Twelve tracks run through the area today, in six pairs named (from north to south):

- Burnley through lines
- Burnley local lines
- Caulfield local lines
- Caulfield through lines
- Special lines
- Sandringham lines

Where the lines interconnect outside the MCG was originally known as Jolimont Junction, but was renamed Richmond Junction following the demise of the yard.

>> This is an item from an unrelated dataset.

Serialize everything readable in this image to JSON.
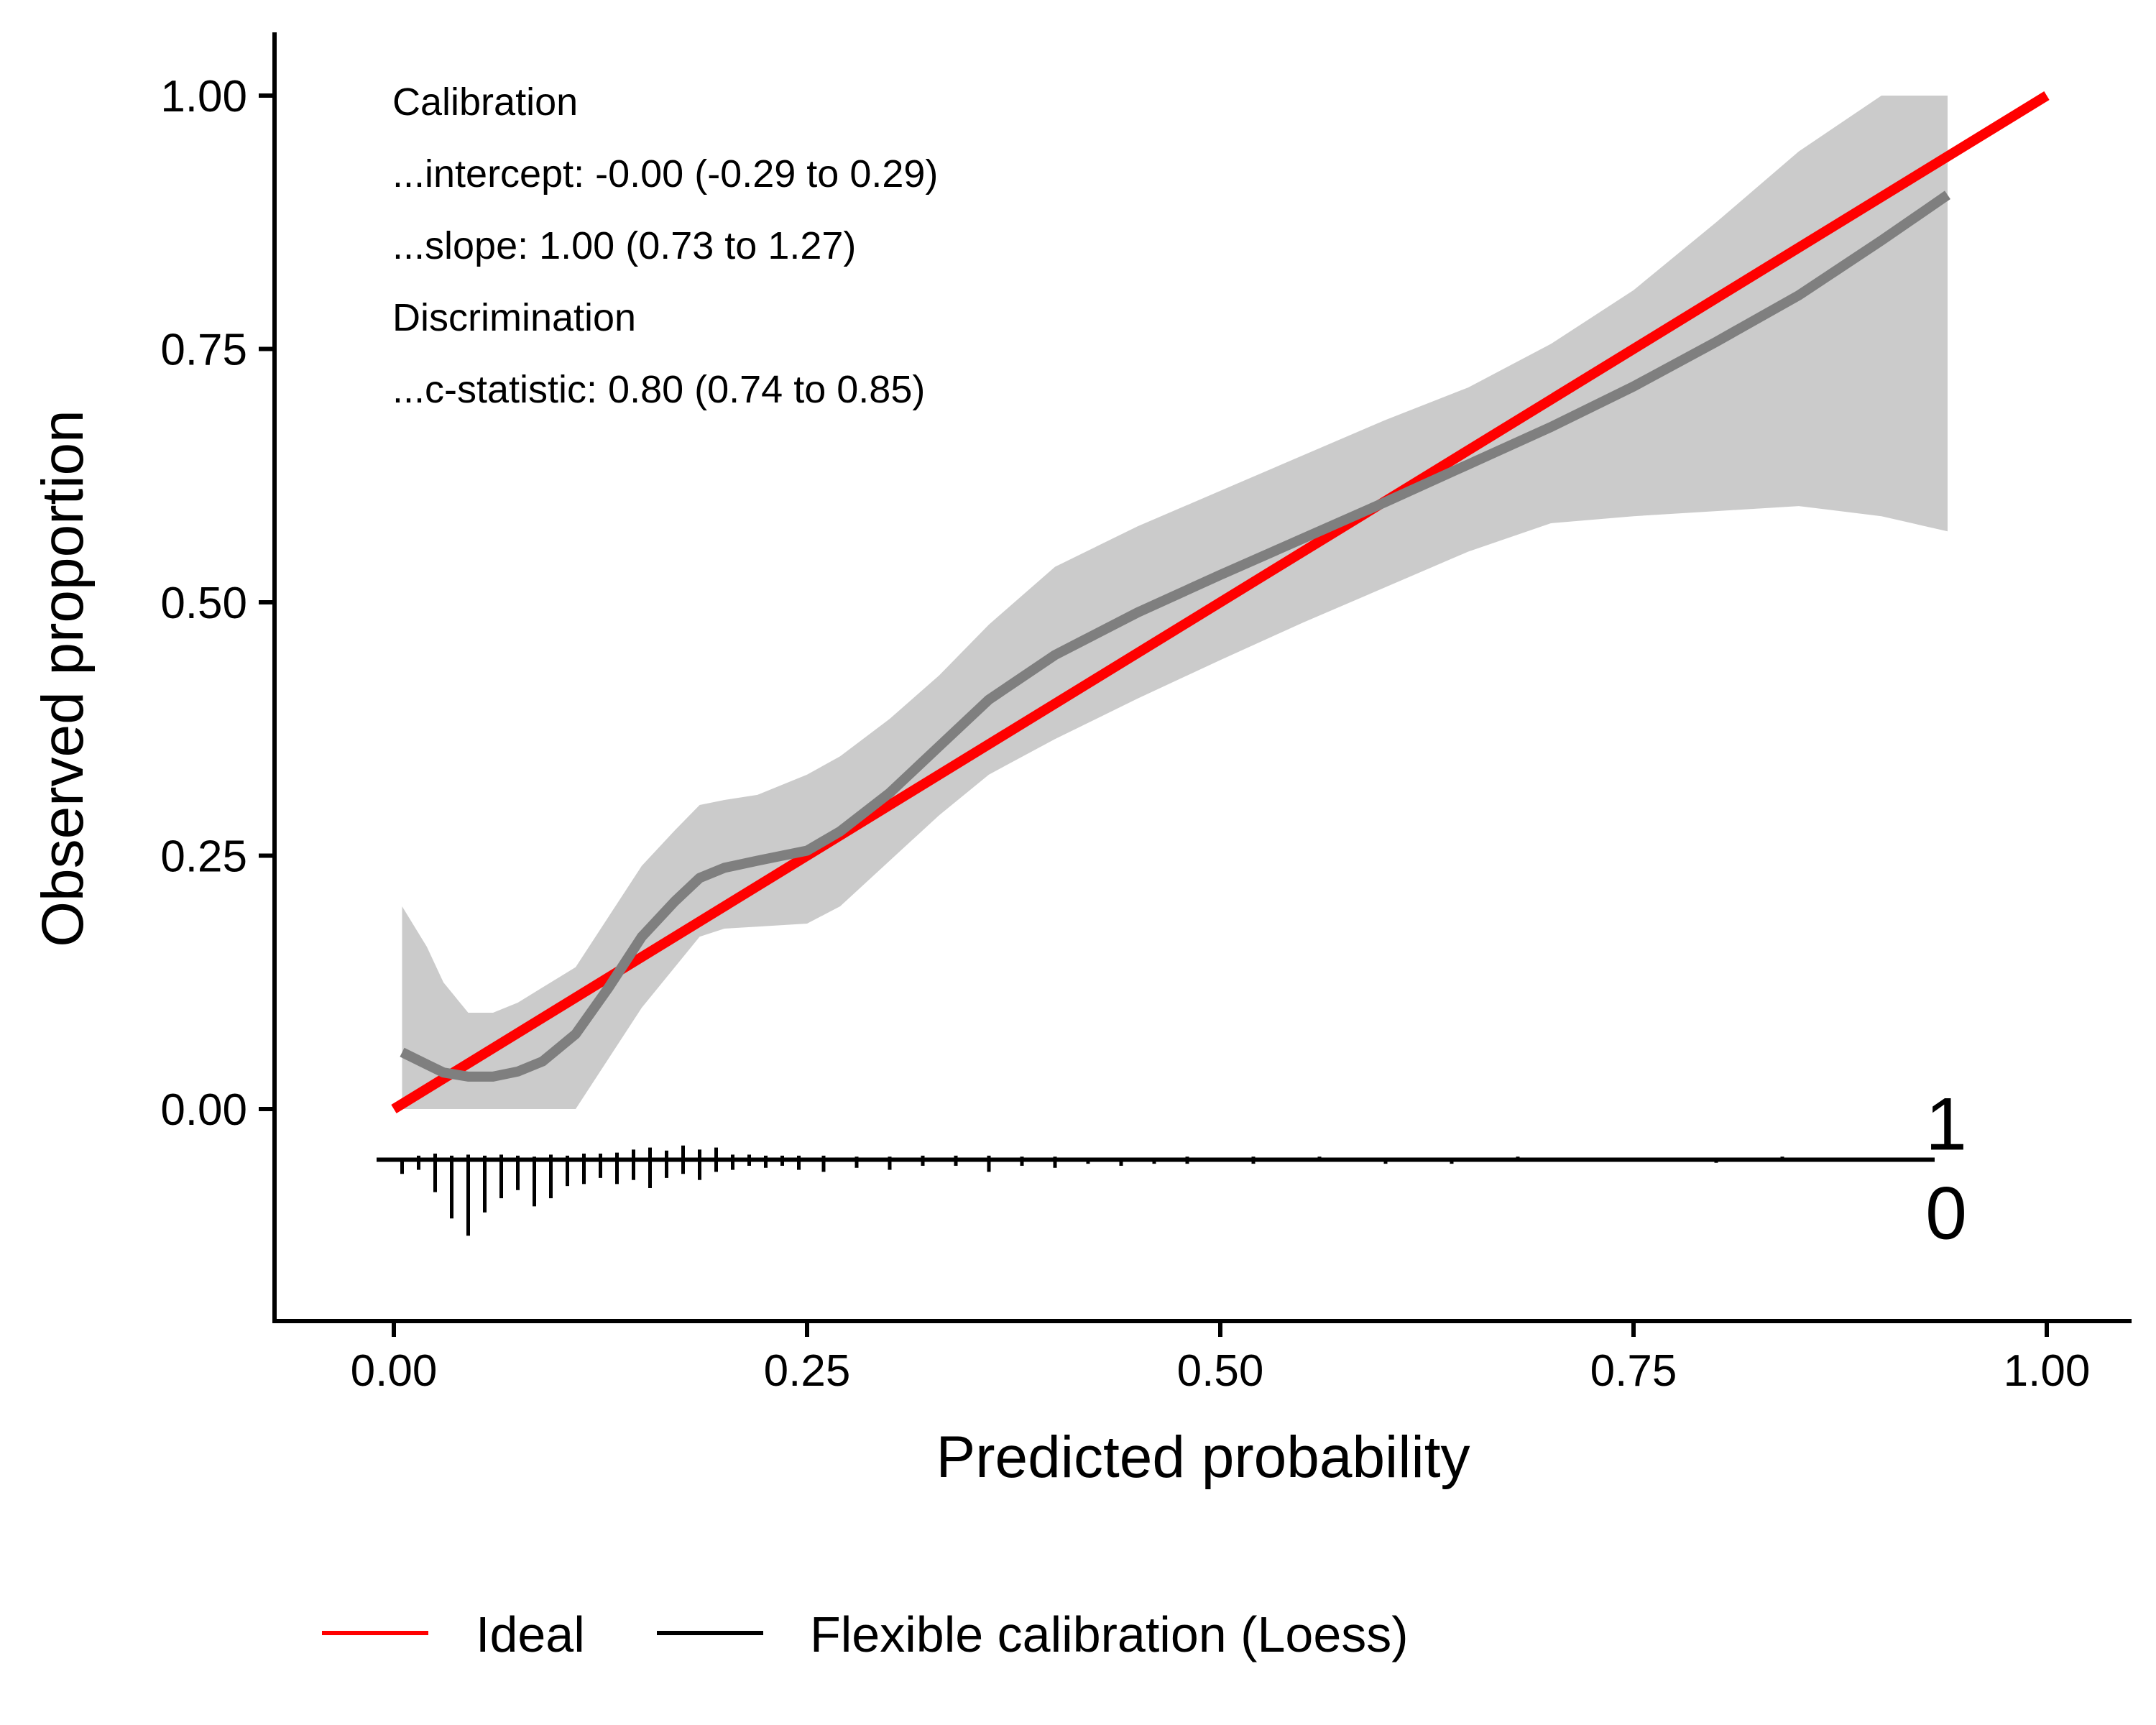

From Flinders Street in the west to Richmond station in the east, bridges over the area include:

- Flinders Street Station concourse
- Swanston Street
- Federation Square
- former yard footbridge (removed on the rationalisation)
- Exhibition Street extension
- William Barak footbridge
- Melbourne Park – MCG footbridge
- Multi-Purpose Arena – MCG footbridge
- Yarra Park footbridge
- Richmond station sports subway

On 28 April 2008 Premier John Brumby announced that his government was proposing a multimillion-dollar development to link the sports and arts precincts in Melbourne's CBD. To be funded by a public-private partnership, the railway lines would be roofed and commercial buildings built on top. The next day the Victorian Employers' Chamber of Commerce and Industry urged the roofing over the railway lines east of Federation Square for the construction of a residence for the Prime Minister of Australia, as well as for hosting visiting heads of state and business delegations.

In August 2009 the VECCI again brought up the topic of roofing over the railway tracks, an article in The Age cited a 2002 cost of $1.4 billion.